Helen’s bizarre behaviour continued in to Benefiel’s early adulthood. When Benefiel was 17, she attempted to abduct the teenage daughter of a friend for the purpose of obtaining a wife for him. Helen had invited Helen Rambo, 17, the daughter of a friend, Barbara Rambo, to visit from Missouri for a few weeks. According to Helen Rambo, she and Benefiel enjoyed a friendship. Helen Benefiel subsequently decided that Helen Rambo would be a suitable wife for her son, and when it was time for Helen Rambo to return to her family, Helen Benefiel refused to let her go home. Barbara Rambo had to travel to Terre Haute to retrieve her daughter with police assistance. Helen Benefiel hid Helen Rambo with neighbours, however when confronted by Barbara and the police, Helen told Benefiel to go and get her.

Every mental health professional who evaluated Benefiel recognized the devastating effects that Helen had on her mentally ill son. Psychologist Floy Matthews and Psychiatric Social Worker Judy Harrel Eaton were involved with Benefiel when he was a teenager at the Vigo County Adult and Child Guidance Center. Both later testified that Benefiel should have been removed from his home environment; both believed that even at fifteen, he was not beyond hope and could, with treatment, have learned to function more adequately, perhaps preventing the crimes for which he was convicted.
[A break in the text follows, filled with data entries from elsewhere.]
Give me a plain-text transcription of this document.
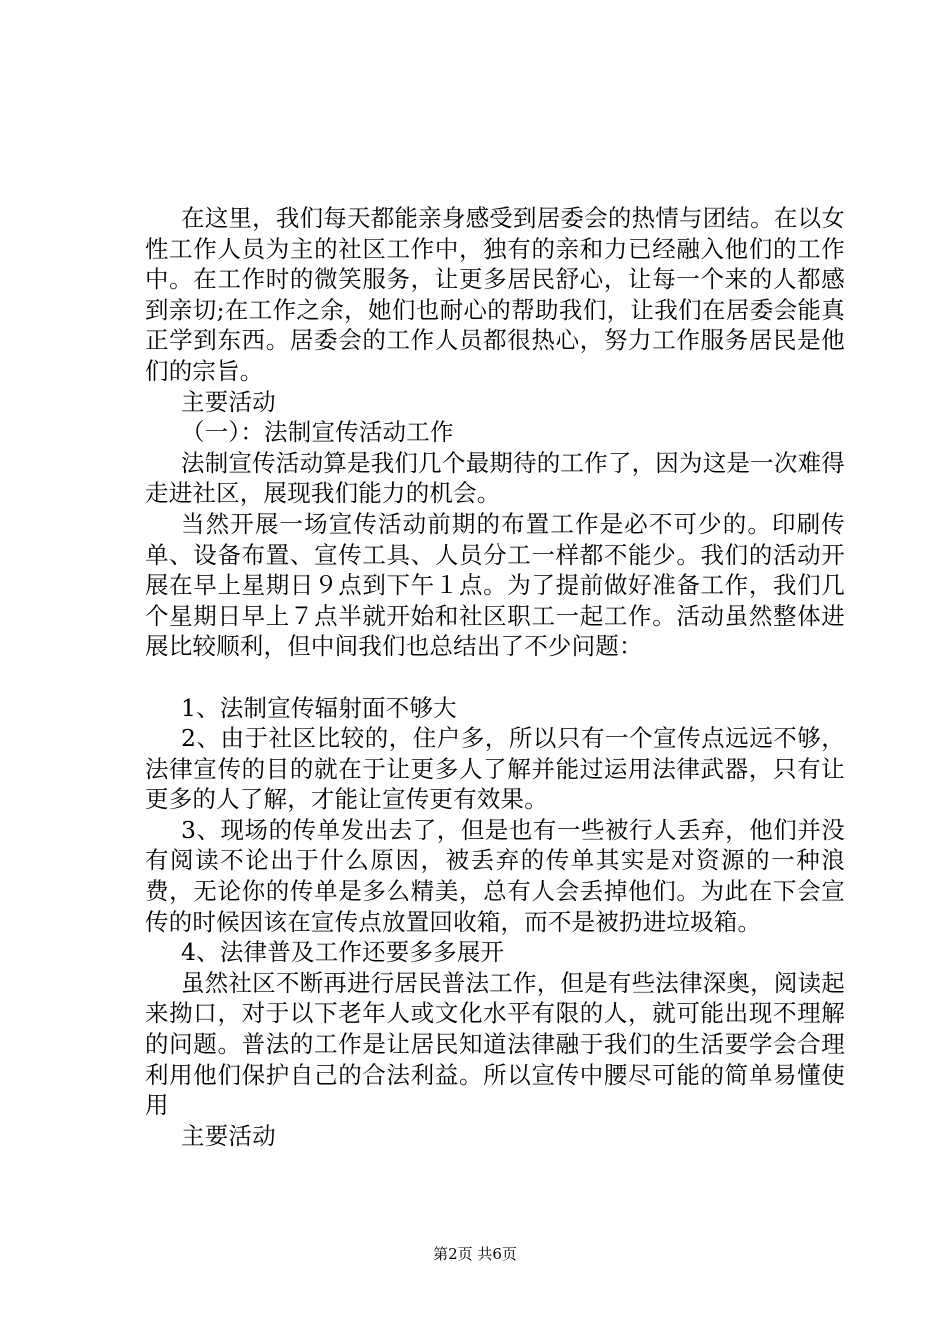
在这里，我们每天都能亲身感受到居委会的热情与团结。在以女性工作人员为主的社区工作中，独有的亲和力已经融入他们的工作中。在工作时的微笑服务，让更多居民舒心，让每一个来的人都感到亲切;在工作之余，她们也耐心的帮助我们，让我们在居委会能真正学到东西。居委会的工作人员都很热心，努力工作服务居民是他们的宗旨。

主要活动

（一）：法制宣传活动工作

法制宣传活动算是我们几个最期待的工作了，因为这是一次难得走进社区，展现我们能力的机会。

当然开展一场宣传活动前期的布置工作是必不可少的。印刷传单、设备布置、宣传工具、人员分工一样都不能少。我们的活动开展在早上星期日９点到下午１点。为了提前做好准备工作，我们几个星期日早上７点半就开始和社区职工一起工作。活动虽然整体进展比较顺利，但中间我们也总结出了不少问题：

1、法制宣传辐射面不够大

2、由于社区比较的，住户多，所以只有一个宣传点远远不够，法律宣传的目的就在于让更多人了解并能过运用法律武器，只有让更多的人了解，才能让宣传更有效果。

3、现场的传单发出去了，但是也有一些被行人丢弃，他们并没有阅读不论出于什么原因，被丢弃的传单其实是对资源的一种浪费，无论你的传单是多么精美，总有人会丢掉他们。为此在下会宣传的时候因该在宣传点放置回收箱，而不是被扔进垃圾箱。

4、法律普及工作还要多多展开

虽然社区不断再进行居民普法工作，但是有些法律深奥，阅读起来拗口，对于以下老年人或文化水平有限的人，就可能出现不理解的问题。普法的工作是让居民知道法律融于我们的生活要学会合理利用他们保护自己的合法利益。所以宣传中腰尽可能的简单易懂使用

主要活动

第2页 共6页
Social worker Celeste White explained that Helen's behavior toward her child was suggestive of "[a] parent who wants to keep a child in a submissive kind of role" and wants to perpetuate some form of abuse. White opined that the various factors affecting Benefiel's development; physical abuse, sexual abuse, abandonment, lack of support, inappropriate emotional boundaries with his mother, extreme isolation, and lack of social development all could have contributed to what Benefiel eventually did to Alicia Elmore and Delores Wells. White explained that while any one of those factors in isolation will not generally lead to a highly dysfunctional person, the combination had an enormous impact. As with every other mental health professional who testified, White believed Benefiel could have been helped had he been removed from Helen's home and placed in a mental health facility.
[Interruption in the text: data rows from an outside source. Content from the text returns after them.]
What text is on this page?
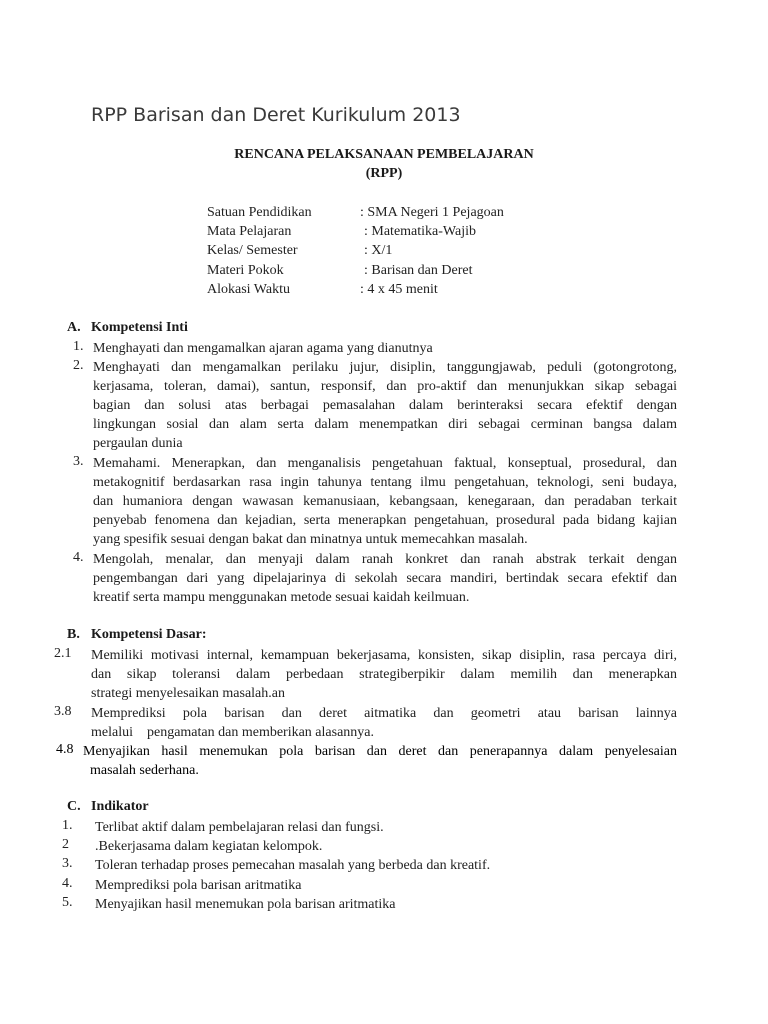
RPP Barisan dan Deret Kurikulum 2013
RENCANA PELAKSANAAN PEMBELAJARAN
(RPP)
Satuan Pendidikan	: SMA Negeri 1 Pejagoan
Mata Pelajaran	: Matematika-Wajib
Kelas/ Semester	: X/1
Materi Pokok	: Barisan dan Deret
Alokasi Waktu	: 4 x 45 menit
A. Kompetensi Inti
1. Menghayati dan mengamalkan ajaran agama yang dianutnya
2. Menghayati dan mengamalkan perilaku jujur, disiplin, tanggungjawab, peduli (gotongrotong,
kerjasama, toleran, damai), santun, responsif, dan pro-aktif dan menunjukkan sikap sebagai
bagian dan solusi atas berbagai pemasalahan dalam berinteraksi secara efektif dengan
lingkungan sosial dan alam serta dalam menempatkan diri sebagai cerminan bangsa dalam
pergaulan dunia
3. Memahami. Menerapkan, dan menganalisis pengetahuan faktual, konseptual, prosedural, dan
metakognitif berdasarkan rasa ingin tahunya tentang ilmu pengetahuan, teknologi, seni budaya,
dan humaniora dengan wawasan kemanusiaan, kebangsaan, kenegaraan, dan peradaban terkait
penyebab fenomena dan kejadian, serta menerapkan pengetahuan, prosedural pada bidang kajian
yang spesifik sesuai dengan bakat dan minatnya untuk memecahkan masalah.
4. Mengolah, menalar, dan menyaji dalam ranah konkret dan ranah abstrak terkait dengan
pengembangan dari yang dipelajarinya di sekolah secara mandiri, bertindak secara efektif dan
kreatif serta mampu menggunakan metode sesuai kaidah keilmuan.
B. Kompetensi Dasar:
2.1 Memiliki motivasi internal, kemampuan bekerjasama, konsisten, sikap disiplin, rasa percaya diri,
dan sikap toleransi dalam perbedaan strategiberpikir dalam memilih dan menerapkan
strategi menyelesaikan masalah.an
3.8 Memprediksi pola barisan dan deret aitmatika dan geometri atau barisan lainnya
melalui    pengamatan dan memberikan alasannya.
4.8 Menyajikan hasil menemukan pola barisan dan deret dan penerapannya dalam penyelesaian
masalah sederhana.
C. Indikator
1. Terlibat aktif dalam pembelajaran relasi dan fungsi.
2 .Bekerjasama dalam kegiatan kelompok.
3. Toleran terhadap proses pemecahan masalah yang berbeda dan kreatif.
4. Memprediksi pola barisan aritmatika
5. Menyajikan hasil menemukan pola barisan aritmatika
Both Dr. Crane and Dr. Murphy agreed that Benefiel grew up in a “very dysfunctional” or “pathological” environment, with the primary perpetrator of the abuse being his mother, who used him to meet her own needs and thwarted any efforts from outsiders to help. Dr. Murphy explained that many of the devastating effects of his mental illness could have been ameliorated had he been removed from his mother and given treatment. Dr. Murphy from his experience working with the Vigo County child welfare system believed that the system could have effectively intervened but in this case simply failed to do so.

Additional Factors

Of note the victim’s family and surviving victim did not request the death penalty for Benefiel. At Benefiel’s sentencing hearing, Ms. Well’s parents and husband, and Alicia Elmore all testified that they believed a sentence that would require Benefiel to spend the rest of his natural life in prison was a suitable sentence in this case. Moreover, then Vigo County Prosecutor Philip I. Adler, did not urge either the jury or the judge to impose the death penalty, but rather asked each to simply do they be believed to be fair and just.